Der Ausverkauf des Sommers

+
Der Sommer und sein Schlussverkauf haben dieses Jahr eines gemeinsam: Sie sind durchwachsen. Das Gros der Händler ist trotzdem zufrieden.

Offenbach - Die Farbe des Sommers wechselt. Die Farbe des Sommerschlussverkaufs (SSV) bleibt immer die gleiche: rot. Rote Klebestreifen auf Schaufenstern, rote Plakate dahinter, rote Zahlen auf den Preisschildern. Von Katharina Hempel

Auch die Schriftzüge „SSV“ oder „sale“ sollen die Kunden zum Kauf verführen. Aber locken die satten Prozente die Käufer noch in die Läden?

Die Offenbacherin Lissy, 72 Jahre alt, nutzt den Sommerschlussverkauf grundsätzlich nicht. „Ich lasse mir nicht diktieren, wann und was ich kaufe. Außerdem habe ich auch schon genug in meinem Schrank. Wenn ich etwas schönes sehe, kaufe ich es mir. Aber bewusst. Ich frage mich: Gefällt es mir? Passt es mir? Aber wenn der Preis zu hoch ist, hänge ich das Kleidungsstück wieder zurück.“ Nur billig kommt Lissy noch lange nicht in die Tüte.

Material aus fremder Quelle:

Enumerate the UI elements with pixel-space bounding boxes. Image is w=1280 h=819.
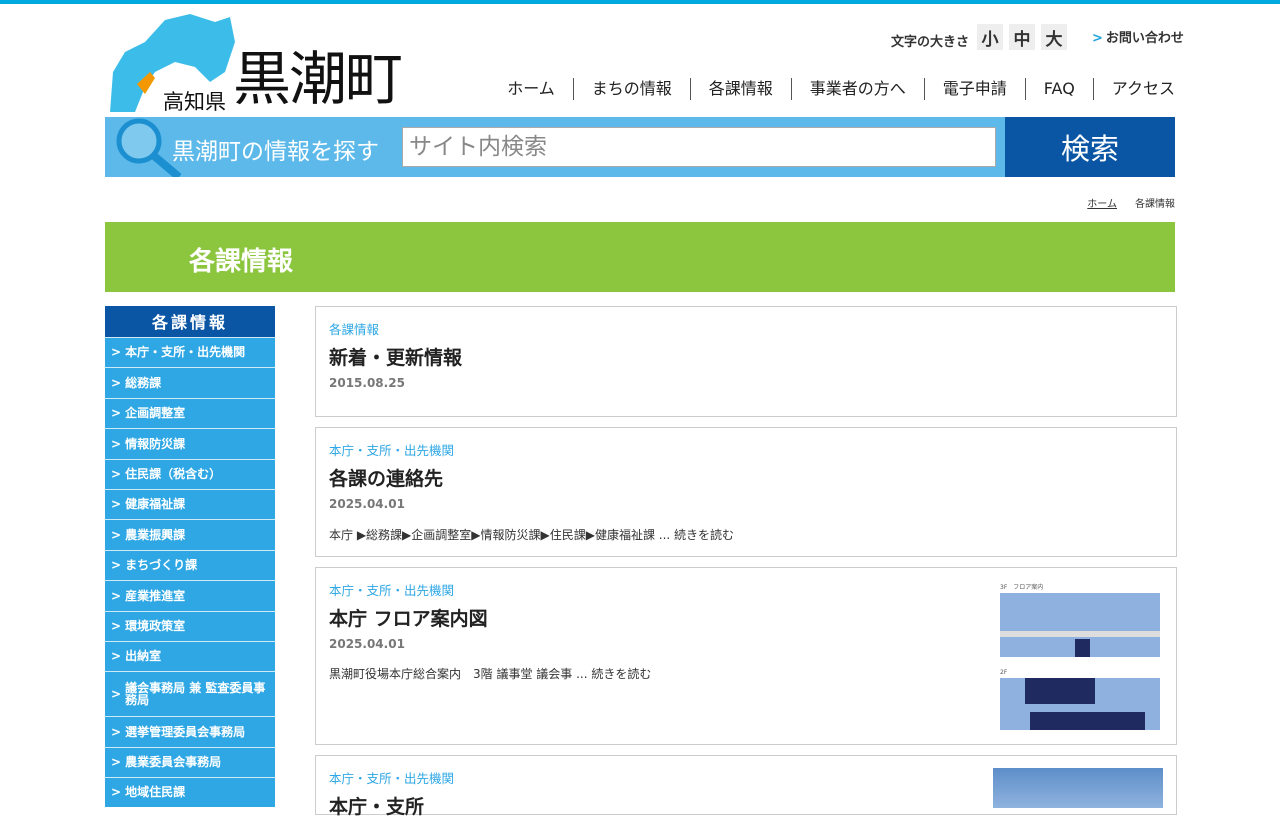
post-card[interactable]: 各課情報 新着・更新情報 2015.08.25 <box>315 306 1177 417</box>
post-category[interactable]: 本庁・支所・出先機関 <box>329 440 454 459</box>
thumb-label-2f: 2F <box>1000 669 1008 676</box>
post-title[interactable]: 本庁 フロア案内図 <box>329 604 488 631</box>
nav-town-info[interactable]: まちの情報 <box>572 78 690 100</box>
font-size-label: 文字の大きさ <box>891 34 970 50</box>
site-logo[interactable]: 高知県 黒潮町 <box>105 12 415 116</box>
sidebar-item-label: 選挙管理委員会事務局 <box>125 724 246 739</box>
post-category[interactable]: 各課情報 <box>329 319 379 338</box>
post-category[interactable]: 本庁・支所・出先機関 <box>329 580 454 599</box>
sidebar-item[interactable]: > 健康福祉課 <box>105 488 275 520</box>
search-label: 黒潮町の情報を探す <box>172 139 379 165</box>
post-title[interactable]: 各課の連絡先 <box>329 464 443 491</box>
sidebar-item[interactable]: > 選挙管理委員会事務局 <box>105 716 275 747</box>
sidebar-item[interactable]: > 地域住民課 <box>105 777 275 808</box>
sidebar-item[interactable]: > 議会事務局 兼 監査委員事務局 <box>105 671 275 717</box>
sidebar-item-label: 企画調整室 <box>125 406 186 421</box>
font-size-small-button[interactable]: 小 <box>977 24 1004 50</box>
sidebar-item[interactable]: > 企画調整室 <box>105 397 275 429</box>
sidebar-item[interactable]: > まちづくり課 <box>105 549 275 581</box>
chevron-right-icon: > <box>111 618 122 633</box>
contact-link[interactable]: > お問い合わせ <box>1092 27 1184 46</box>
nav-home[interactable]: ホーム <box>489 78 573 100</box>
nav-access[interactable]: アクセス <box>1092 78 1175 100</box>
post-card[interactable]: 本庁・支所・出先機関 本庁・支所 <box>315 755 1177 818</box>
sidebar-item-label: 環境政策室 <box>125 618 186 633</box>
chevron-right-icon: > <box>111 436 122 451</box>
search-button[interactable]: 検索 <box>1005 117 1175 177</box>
sidebar-item-label: 農業振興課 <box>125 527 186 542</box>
sidebar-item-label: 農業委員会事務局 <box>125 755 222 770</box>
sidebar-item-label: 地域住民課 <box>125 785 186 800</box>
search-icon <box>116 118 181 177</box>
sidebar-item-label: 本庁・支所・出先機関 <box>125 345 246 360</box>
chevron-right-icon: > <box>111 497 122 512</box>
search-bar: 黒潮町の情報を探す 検索 <box>105 117 1175 177</box>
sidebar-item[interactable]: > 出納室 <box>105 640 275 672</box>
thumb-label-3f: 3F フロア案内 <box>1000 584 1044 591</box>
font-size-switcher: 文字の大きさ 小 中 大 <box>891 24 1068 50</box>
sidebar-item-label: 住民課（税含む） <box>125 466 222 481</box>
post-category[interactable]: 本庁・支所・出先機関 <box>329 768 454 787</box>
sidebar-item-label: 議会事務局 兼 監査委員事務局 <box>125 680 266 708</box>
page-title-banner: 各課情報 <box>105 222 1175 292</box>
sidebar-item-label: 健康福祉課 <box>125 497 186 512</box>
post-title[interactable]: 新着・更新情報 <box>329 343 462 370</box>
nav-e-application[interactable]: 電子申請 <box>923 78 1025 100</box>
chevron-right-icon: > <box>111 527 122 542</box>
chevron-right-icon: > <box>111 375 122 390</box>
chevron-right-icon: > <box>111 558 122 573</box>
chevron-right-icon: > <box>111 755 122 770</box>
sidebar-item[interactable]: > 産業推進室 <box>105 580 275 611</box>
chevron-right-icon: > <box>111 785 122 800</box>
font-size-medium-button[interactable]: 中 <box>1009 24 1036 50</box>
post-title[interactable]: 本庁・支所 <box>329 792 424 819</box>
sidebar-item[interactable]: > 総務課 <box>105 367 275 398</box>
post-date: 2025.04.01 <box>329 497 405 511</box>
post-date: 2015.08.25 <box>329 376 405 390</box>
sidebar-item[interactable]: > 情報防災課 <box>105 428 275 459</box>
breadcrumb: ホーム 各課情報 <box>1087 195 1175 210</box>
sidebar-item-label: 情報防災課 <box>125 436 186 451</box>
sidebar-item[interactable]: > 住民課（税含む） <box>105 458 275 489</box>
chevron-right-icon: > <box>111 724 122 739</box>
sidebar-item-label: 総務課 <box>125 375 162 390</box>
sidebar-item[interactable]: > 本庁・支所・出先機関 <box>105 337 275 368</box>
chevron-right-icon: > <box>111 345 122 360</box>
chevron-right-icon: > <box>111 406 122 421</box>
breadcrumb-home[interactable]: ホーム <box>1087 195 1117 210</box>
contact-label: お問い合わせ <box>1105 31 1184 46</box>
breadcrumb-current: 各課情報 <box>1135 199 1175 210</box>
post-date: 2025.04.01 <box>329 637 405 651</box>
nav-business[interactable]: 事業者の方へ <box>790 78 924 100</box>
chevron-right-icon: > <box>111 588 122 603</box>
chevron-right-icon: > <box>111 649 122 664</box>
chevron-right-icon: > <box>1092 31 1103 46</box>
sidebar-item-label: 産業推進室 <box>125 588 186 603</box>
font-size-large-button[interactable]: 大 <box>1041 24 1068 50</box>
post-excerpt[interactable]: 黒潮町役場本庁総合案内 3階 議事堂 議会事 ... 続きを読む <box>329 665 651 682</box>
sidebar-item-label: まちづくり課 <box>125 558 198 573</box>
chevron-right-icon: > <box>111 687 122 701</box>
post-excerpt[interactable]: 本庁 ▶総務課▶企画調整室▶情報防災課▶住民課▶健康福祉課 ... 続きを読む <box>329 526 734 543</box>
sidebar-item[interactable]: > 農業委員会事務局 <box>105 746 275 778</box>
logo-town-name: 黒潮町 <box>233 45 403 113</box>
top-accent-bar <box>0 0 1280 4</box>
sidebar-item[interactable]: > 農業振興課 <box>105 519 275 550</box>
logo-prefecture: 高知県 <box>163 90 226 114</box>
post-card[interactable]: 本庁・支所・出先機関 各課の連絡先 2025.04.01 本庁 ▶総務課▶企画調… <box>315 427 1177 557</box>
nav-departments[interactable]: 各課情報 <box>689 78 791 100</box>
chevron-right-icon: > <box>111 466 122 481</box>
page-title: 各課情報 <box>189 247 294 277</box>
floor-map-thumbnail[interactable]: 3F フロア案内 2F <box>1000 582 1160 730</box>
post-card[interactable]: 本庁・支所・出先機関 本庁 フロア案内図 2025.04.01 黒潮町役場本庁総… <box>315 567 1177 745</box>
search-input[interactable] <box>402 127 996 167</box>
sidebar-item[interactable]: > 環境政策室 <box>105 610 275 641</box>
global-nav: ホーム まちの情報 各課情報 事業者の方へ 電子申請 FAQ アクセス <box>489 78 1175 100</box>
nav-faq[interactable]: FAQ <box>1024 78 1093 100</box>
sidebar: 各課情報 > 本庁・支所・出先機関 > 総務課 > 企画調整室 > 情報防災課 > 住民課（税含む… <box>105 306 275 808</box>
sidebar-title: 各課情報 <box>105 306 275 337</box>
post-thumbnail[interactable] <box>993 768 1163 808</box>
sidebar-item-label: 出納室 <box>125 649 162 664</box>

Anders die 18-jährige Beriwan: „Wenn ich und meine Freundin ,sale’-Schilder sehen, gehen wir sofort in den Laden rein. Diesen Sommer hab’ ich schon vieles reduziert gekauft – egal ob Jacken, Röcke, Hosen, T-Shirts. Aber zum normalen Preis hätte ich die Sachen auch gekauft.“

Preisnachlässe winken überall

Schnäppchenjäger, die es nur wegen des Sommerschlussverkaufs in die Geschäfte zieht, sind rar. Seit das Rabattgesetz vor zehn Jahren außer Kraft getreten ist, winken Preisnachlässe schließlich überall und immer. So gehen die meisten nur zum Shoppen, wenn sie etwas Bestimmtes suchen - Räumungsverkauf hin oder her.

Wer dann ein Schnäppchen macht, freut sich natürlich trotzdem. So wie Reingard aus Rödermark, die mit ihrem Mann über die Frankfurter Straße schlendert. „Eigentlich gehen wir nur einkaufen, wenn wir etwas brauchen, aber heute habe ich diese tolle, schöne Jacke gesehen – da konnte ich nicht widerstehen. Und statt 129 Euro kostete sie nur noch 39 Euro, ich habe hier viel Geld eingespart“, freut sich die 64-Jährige.

Die Offenbacher Händler sind ebenfalls zufrieden. In ihren Regalen konnten sie Platz für die neue Herbstware schaffen. „Vor allem im Textilbereich haben wir gute Umsätze gemacht“, resümiert Marion Winnefeld von Galeria Kaufhof. „Da konnte man die Freude über Schnäppchen in den Kundenaugen blitzen sehen.“ Auch Ulrike Schmittinger, Geschäftsführerin bei Schuh-Pauthner, kann nicht klagen. Die Sandalen seien früh weg gewesen und nun deckten sich die Kunden bereits mit Winterstiefeln ein, da diese letztes Jahr aufgrund der Witterung so schnell ausverkauft gewesen seien.

Schlussverkauf ist nicht mehr der Käufermagnet

Trotz nun leerer Regale zeigt sich: Der Schlussverkauf ist nicht mehr der Käufermagnet, der er einmal war. Das geht auch an den Händlern nicht spurlos vorüber. „Der SSV hat nicht mehr die gleiche Wirkung wie in der Vergangenheit. Früher war das Interesse der Kunden viel größer“, sagt die Inhaberin des Kaufhauses M. Schneider, Anita Ebeling. Höhepunkt des Schlussverkaufs sei das klassische Datum, der 25. Juli. „Wir halten noch daran fest. Aber andernorts liest man ,sale’ schon Anfang Juni.“

Deutlicher wird Maria da Palma Weigand vom Jeans Depot im Odenwaldring: „Der SSV sollte wieder ordentlich eingeführt werden. Mit einem festen Zeitraum für Rabatte und ohne andere Preisnachlässe davor oder danach. So machen die Großkonzerne den kleinen Handel kaputt, weil sie schon vorher reduzieren und wir dann versuchen müssen mitzuhalten.“

Die Konkurrenz ständig unterbieten, das kann sich eben nicht jeder Laden erlauben. So sehen beim Sommerschlussverkauf auch einige Händler rot - aber dann wohl eher aus Wut.